Expanding and Enhancing Access to the Sequence Read Archive (SRA) Through a Complementary New Web-based Mirror

Public institutions such as the National Center for Biotechnology Information (NCBI) have made tremendous investments in generating and archiving a wide array of valuable genomic data for use by the research community. Expanding access to these valuable public data and streamlining the ability to integrate them into data management tools and powerful analyses, will further expedite their use and value in medical research, discovery and applications.
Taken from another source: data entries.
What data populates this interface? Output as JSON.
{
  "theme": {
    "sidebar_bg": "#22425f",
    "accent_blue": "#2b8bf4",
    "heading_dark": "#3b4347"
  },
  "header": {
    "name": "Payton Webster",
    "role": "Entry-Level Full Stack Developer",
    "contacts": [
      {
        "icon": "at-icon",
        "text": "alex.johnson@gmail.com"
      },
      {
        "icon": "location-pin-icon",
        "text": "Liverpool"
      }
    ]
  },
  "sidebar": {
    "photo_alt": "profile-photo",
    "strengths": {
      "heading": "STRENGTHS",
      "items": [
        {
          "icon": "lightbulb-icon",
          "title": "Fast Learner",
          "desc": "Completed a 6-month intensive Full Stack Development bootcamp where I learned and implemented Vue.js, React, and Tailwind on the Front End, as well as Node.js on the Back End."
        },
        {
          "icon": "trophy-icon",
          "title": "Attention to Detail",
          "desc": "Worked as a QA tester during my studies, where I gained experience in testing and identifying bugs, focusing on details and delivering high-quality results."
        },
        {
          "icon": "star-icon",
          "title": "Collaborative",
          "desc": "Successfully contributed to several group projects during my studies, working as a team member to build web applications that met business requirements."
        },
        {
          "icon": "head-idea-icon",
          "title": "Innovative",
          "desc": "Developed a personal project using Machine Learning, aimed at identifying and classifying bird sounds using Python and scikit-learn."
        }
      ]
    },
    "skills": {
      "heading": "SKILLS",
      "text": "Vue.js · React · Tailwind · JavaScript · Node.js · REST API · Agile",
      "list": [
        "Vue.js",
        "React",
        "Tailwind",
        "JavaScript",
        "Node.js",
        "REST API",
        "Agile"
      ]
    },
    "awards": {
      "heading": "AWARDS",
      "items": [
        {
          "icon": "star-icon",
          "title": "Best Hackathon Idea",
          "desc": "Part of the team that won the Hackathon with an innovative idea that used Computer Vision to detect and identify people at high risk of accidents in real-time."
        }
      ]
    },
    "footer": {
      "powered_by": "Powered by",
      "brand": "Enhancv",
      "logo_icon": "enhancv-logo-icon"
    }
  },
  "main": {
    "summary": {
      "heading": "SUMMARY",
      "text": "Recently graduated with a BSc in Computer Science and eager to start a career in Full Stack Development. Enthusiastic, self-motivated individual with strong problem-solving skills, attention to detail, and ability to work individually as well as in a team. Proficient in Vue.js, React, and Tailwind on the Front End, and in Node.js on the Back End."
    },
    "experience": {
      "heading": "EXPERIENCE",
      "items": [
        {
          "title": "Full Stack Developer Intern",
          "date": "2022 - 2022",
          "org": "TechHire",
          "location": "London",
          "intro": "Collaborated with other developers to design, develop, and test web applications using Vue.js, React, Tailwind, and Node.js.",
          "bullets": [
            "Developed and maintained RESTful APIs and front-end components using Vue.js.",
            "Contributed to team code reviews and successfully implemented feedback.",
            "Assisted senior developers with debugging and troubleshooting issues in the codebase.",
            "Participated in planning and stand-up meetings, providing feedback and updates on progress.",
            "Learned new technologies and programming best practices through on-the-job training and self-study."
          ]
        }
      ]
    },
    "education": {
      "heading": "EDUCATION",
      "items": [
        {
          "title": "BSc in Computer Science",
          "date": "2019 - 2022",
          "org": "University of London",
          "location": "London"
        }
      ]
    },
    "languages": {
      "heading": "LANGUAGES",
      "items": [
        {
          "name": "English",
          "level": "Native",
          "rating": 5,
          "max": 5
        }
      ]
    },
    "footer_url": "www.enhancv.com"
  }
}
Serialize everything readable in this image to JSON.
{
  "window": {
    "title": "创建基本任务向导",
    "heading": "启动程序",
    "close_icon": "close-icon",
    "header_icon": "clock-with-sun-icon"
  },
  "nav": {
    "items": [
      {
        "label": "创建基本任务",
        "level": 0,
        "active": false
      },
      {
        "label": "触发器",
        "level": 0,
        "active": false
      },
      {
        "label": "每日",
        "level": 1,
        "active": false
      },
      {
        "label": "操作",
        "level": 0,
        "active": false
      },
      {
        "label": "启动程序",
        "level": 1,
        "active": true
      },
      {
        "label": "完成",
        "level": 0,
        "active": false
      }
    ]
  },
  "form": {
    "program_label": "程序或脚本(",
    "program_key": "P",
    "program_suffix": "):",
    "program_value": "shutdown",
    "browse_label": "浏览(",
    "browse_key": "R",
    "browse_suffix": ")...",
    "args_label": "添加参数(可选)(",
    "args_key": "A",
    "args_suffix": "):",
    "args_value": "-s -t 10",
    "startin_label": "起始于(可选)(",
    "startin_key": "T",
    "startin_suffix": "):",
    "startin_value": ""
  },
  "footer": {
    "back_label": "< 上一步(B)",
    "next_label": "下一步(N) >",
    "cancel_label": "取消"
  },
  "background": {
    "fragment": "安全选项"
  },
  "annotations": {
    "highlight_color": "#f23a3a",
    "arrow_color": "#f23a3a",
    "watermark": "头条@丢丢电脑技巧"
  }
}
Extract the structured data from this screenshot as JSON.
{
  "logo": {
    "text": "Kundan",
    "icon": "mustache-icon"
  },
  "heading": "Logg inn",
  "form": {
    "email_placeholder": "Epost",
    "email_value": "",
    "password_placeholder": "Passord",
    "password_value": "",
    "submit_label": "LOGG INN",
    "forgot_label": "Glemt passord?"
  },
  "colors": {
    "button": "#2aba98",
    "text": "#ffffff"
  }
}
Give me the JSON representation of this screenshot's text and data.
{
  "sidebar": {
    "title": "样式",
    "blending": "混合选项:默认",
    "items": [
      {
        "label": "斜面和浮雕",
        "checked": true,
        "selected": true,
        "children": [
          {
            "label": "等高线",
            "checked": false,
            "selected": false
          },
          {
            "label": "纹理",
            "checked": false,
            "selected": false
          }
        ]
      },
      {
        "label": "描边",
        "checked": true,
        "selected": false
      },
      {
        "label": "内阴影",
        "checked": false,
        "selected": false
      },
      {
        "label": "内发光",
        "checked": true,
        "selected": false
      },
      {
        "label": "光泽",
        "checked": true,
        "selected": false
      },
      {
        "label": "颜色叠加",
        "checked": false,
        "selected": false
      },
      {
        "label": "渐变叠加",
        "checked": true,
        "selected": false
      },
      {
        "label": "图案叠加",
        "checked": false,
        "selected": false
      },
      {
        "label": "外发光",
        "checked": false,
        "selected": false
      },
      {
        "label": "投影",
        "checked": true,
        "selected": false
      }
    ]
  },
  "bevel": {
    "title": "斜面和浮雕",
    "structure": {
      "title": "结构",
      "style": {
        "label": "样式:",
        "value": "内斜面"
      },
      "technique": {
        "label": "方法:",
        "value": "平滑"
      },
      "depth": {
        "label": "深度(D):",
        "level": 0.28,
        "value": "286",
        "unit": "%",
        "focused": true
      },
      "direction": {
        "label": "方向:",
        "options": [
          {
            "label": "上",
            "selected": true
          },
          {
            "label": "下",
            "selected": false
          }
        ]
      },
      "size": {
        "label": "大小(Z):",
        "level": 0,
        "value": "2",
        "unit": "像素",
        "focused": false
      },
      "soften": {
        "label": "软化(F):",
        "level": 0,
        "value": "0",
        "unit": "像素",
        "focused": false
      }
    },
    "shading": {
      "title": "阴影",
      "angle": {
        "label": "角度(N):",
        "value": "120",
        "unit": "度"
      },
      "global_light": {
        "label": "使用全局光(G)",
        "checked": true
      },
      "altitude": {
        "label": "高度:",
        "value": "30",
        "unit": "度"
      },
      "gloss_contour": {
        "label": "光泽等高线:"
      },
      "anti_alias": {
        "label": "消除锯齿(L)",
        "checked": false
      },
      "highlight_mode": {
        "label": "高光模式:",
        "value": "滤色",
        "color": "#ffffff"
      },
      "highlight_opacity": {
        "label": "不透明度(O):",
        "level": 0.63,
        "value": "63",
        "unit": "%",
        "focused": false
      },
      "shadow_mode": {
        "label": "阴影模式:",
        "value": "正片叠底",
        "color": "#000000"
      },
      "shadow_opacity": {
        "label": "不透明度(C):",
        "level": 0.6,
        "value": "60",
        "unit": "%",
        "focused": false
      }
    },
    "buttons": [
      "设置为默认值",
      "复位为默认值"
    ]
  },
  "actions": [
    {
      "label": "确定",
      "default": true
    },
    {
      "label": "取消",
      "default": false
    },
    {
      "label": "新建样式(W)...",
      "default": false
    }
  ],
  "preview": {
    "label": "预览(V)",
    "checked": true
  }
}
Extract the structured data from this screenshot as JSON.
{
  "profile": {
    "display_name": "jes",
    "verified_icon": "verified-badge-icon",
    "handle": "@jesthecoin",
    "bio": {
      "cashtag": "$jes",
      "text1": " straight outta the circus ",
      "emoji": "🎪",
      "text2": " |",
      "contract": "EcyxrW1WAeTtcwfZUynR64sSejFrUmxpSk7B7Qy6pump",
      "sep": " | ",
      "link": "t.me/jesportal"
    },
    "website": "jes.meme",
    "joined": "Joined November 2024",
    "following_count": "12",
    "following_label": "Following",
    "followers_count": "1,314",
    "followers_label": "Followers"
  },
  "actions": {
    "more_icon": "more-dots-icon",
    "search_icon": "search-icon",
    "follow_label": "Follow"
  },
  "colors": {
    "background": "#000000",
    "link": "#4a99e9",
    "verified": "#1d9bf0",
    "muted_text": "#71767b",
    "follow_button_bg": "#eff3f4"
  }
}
Teaming up with Google, DNAnexus has developed a complementary hosted mirror of the NCBI's Sequence Read Archive (SRA) that provides researchers an additional way to access these important datasets. This freely accessible resource provides a new web-based user interface built using the latest “cloud” technologies and genomic data standards. As the most comprehensive archive of publicly available next-generation sequencing data, the SRA is an important resource to researchers around the world. The SRA remains the single best source of useful sequence data from research initiatives such as the 1,000 Genomes Project and institutions like the Broad Institute, Washington University, and the Wellcome Trust Sanger Institute. Here we discuss our work with the NCBI and Google to create a complementary mirror of the SRA available at sra.dnanexus.com. Through a typical user scenario, we will discuss the underlying data processing pipeline, key features of the new web-based interface that enables researchers to quickly identify and browse datasets of interest, link-outs to PubMed references, and integration of those data into an analysis workflow for hypothesis generation.